It is really hard to say if exactly the Voyager 1/Cassini mission was a direct inspiration for the film's visuals of Saturn and clear statements on this are hard to find. However, what is very apparent is that
actual space footage in general had a big influence on the film.
It is known that beyond using the same IMAX cameras that actually were out in space recording real NASA footage, Nolan also consulted with space-filmmaking experts and watched many a real NASA documentary recorded in space, as explained in this Space.com article and the accompanying featurette from IMAX.
Nolan and his team watched hours of IMAX footage recorded in orbit, to get familiar with what life in space should look like. Because of IMAX's long history with the NASA shuttles, Nolan's team didn't have to imagine what the space scenes should look like: they had the real thing right in front of them.

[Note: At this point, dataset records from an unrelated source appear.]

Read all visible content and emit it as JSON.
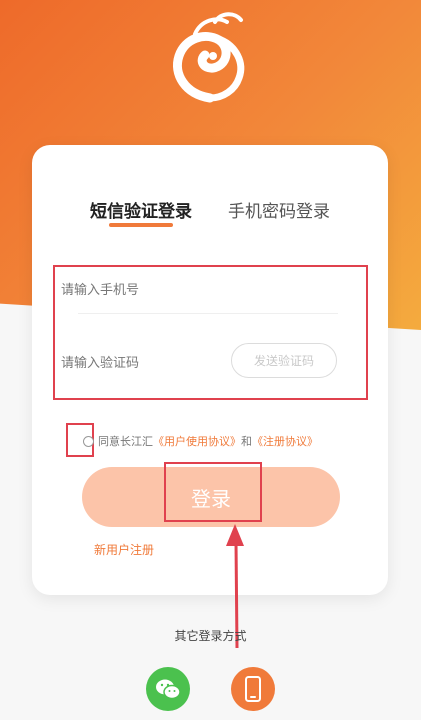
{
  "brand": {
    "logo": "dragon-logo"
  },
  "tabs": [
    {
      "label": "短信验证登录",
      "active": true
    },
    {
      "label": "手机密码登录",
      "active": false
    }
  ],
  "form": {
    "phone_placeholder": "请输入手机号",
    "code_placeholder": "请输入验证码",
    "send_code_label": "发送验证码"
  },
  "agreement": {
    "prefix": "同意长江汇",
    "user_agreement": "《用户使用协议》",
    "and": "和",
    "register_agreement": "《注册协议》"
  },
  "login_button": "登录",
  "register_link": "新用户注册",
  "other_login": {
    "label": "其它登录方式",
    "options": [
      "wechat-icon",
      "phone-icon"
    ]
  },
  "colors": {
    "accent": "#f07a3a",
    "highlight": "#e0414e",
    "login_button_bg": "#fcc4a9",
    "wechat": "#4bc14e"
  }
}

So it is no surprise that they tried to mimick the visual impression of space on camera as accurately as possible, including the apparent lack of stars, the unusual but physically accurate appearance of a black hole, or the immitation of real rocket launch footage. In fact this lack of stars and the general ambition to accurately replicate real space footage might be a major contributor to your impression about the direct reference of Cassini imagery, even if that might not have been deliberately intended by the filmmakers. Afterall, Saturn with its rings makes for a visually stunning and interesting location in general.